Sodbrennen in der Schwangerschaft

Sodbrennen in der Schwangerschaft

Sodbrennen ist eine unangenehme und ernsthafte Erkrankung, die bei Nichtbehandlung zu schwerwiegenden gesundheitlichen Schädigungen führen kann. Bei einer Behandlung mit schulmedizinischen Ansätzen kommen Medikamente zum Einsatz, die allerdings zum Teil schwere Nebenwirkungen haben können. Das gestaltet die Behandlung  in der Schwangerschaft natürlich schwieriger, da oft nicht absehbar ist, wie sich ein Medikament auf die Entwicklung des Embryos auswirken könnte.

Gründe  in der Schwangerschaft

In der Schwangerschaft können selbst Frauen, die eigentlich nicht an Sodbrennen leiden, dieses zumindest temporär entwickeln. Eine Schwangerschaft stellt für den gesamten Organismus durchaus eine recht große Belastung dar, so dass angeborene Schwachstellen, die sonst nicht zum Tragen kommen, während der Schwangerschaft ausgelöst werden können.

Eine solche mögliche Schwachstelle kann eine angeborene Muskelschwäche sein, die den Schließmuskel der Speiseröhre betrifft. Im Normalfall reicht der schwache Schließmuskel aus, um Sodbrennen zu verhindern. Durch die Belastung durch die Schwangerschaft kann es allerdings sein, dass nun der Schließmuskel der Speiseröhre versagt und es zu Rückfluss von Magensäure in die Speiseröhre kommt.

Aber auch ohne diese angeborene Schwäche des Schließmuskels der Speiseröhre kann es im Verlauf der Schwangerschaft kommen. Je größer der Embryo wird, desto mehr drückt er auf die Organe im Bauchraum, zum Beispiel auf Magen und Blase. Dieser Druck auf den Magen erzeugt wiederum Druck auf die Speiseröhre, dem dann der Schließmuskel der Speiseröhre nicht standhalten kann.
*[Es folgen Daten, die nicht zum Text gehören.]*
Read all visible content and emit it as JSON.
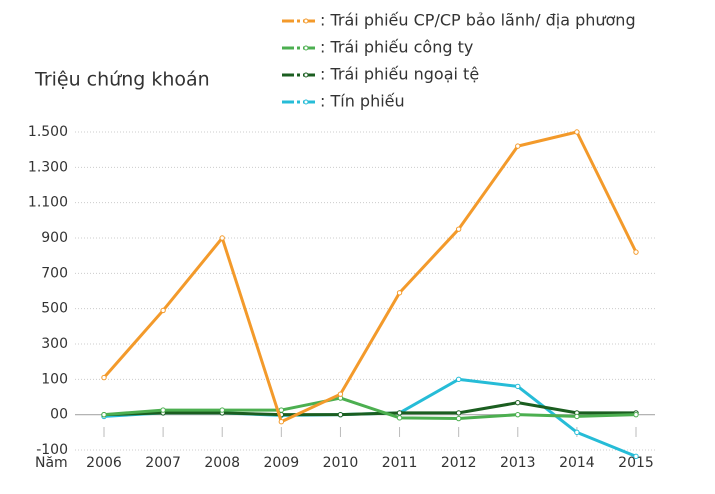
{
  "chart_data": {
    "type": "line",
    "ylabel": "Triệu chứng khoán",
    "xlabel": "Năm",
    "categories": [
      "2006",
      "2007",
      "2008",
      "2009",
      "2010",
      "2011",
      "2012",
      "2013",
      "2014",
      "2015"
    ],
    "series": [
      {
        "name": ": Trái phiếu CP/CP bảo lãnh/ địa phương",
        "color": "#f39a2b",
        "values": [
          110,
          490,
          900,
          -20,
          58,
          590,
          950,
          1420,
          1500,
          820
        ]
      },
      {
        "name": ": Trái phiếu công ty",
        "color": "#4caf50",
        "values": [
          0,
          13,
          13,
          13,
          47,
          -9,
          -11,
          0,
          -5,
          0
        ]
      },
      {
        "name": ": Trái phiếu ngoại tệ",
        "color": "#1b5e20",
        "values": [
          0,
          5,
          5,
          0,
          0,
          5,
          5,
          34,
          5,
          5
        ]
      },
      {
        "name": ": Tín phiếu",
        "color": "#26bcd7",
        "values": [
          -5,
          5,
          5,
          -2,
          0,
          5,
          100,
          80,
          -50,
          -118
        ]
      }
    ],
    "ylim": [
      -100,
      1500
    ],
    "yticks": [
      -100,
      {
        "value": 0,
        "label": "00"
      },
      100,
      300,
      500,
      700,
      900,
      {
        "value": 1100,
        "label": "1.100"
      },
      {
        "value": 1300,
        "label": "1.300"
      },
      {
        "value": 1500,
        "label": "1.500"
      }
    ],
    "grid": true
  }
}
Maßnahmen in der Schwangerschaft

Da grundsätzlich während der Schwangerschaft nur sehr ungern Medikamente verabreicht werden, versucht man, das Sodbrennen in der Schwangerschaft erst einmal durch eine Diät mit Schonkost zu lindern. Allerdings fällt das vielen Schwangeren oft nicht leicht, zumal wenn sie, wie es bei vielen Schwangeren der Fall ist, immer wieder Heißhunger auf bestimmte Speisen entwickeln.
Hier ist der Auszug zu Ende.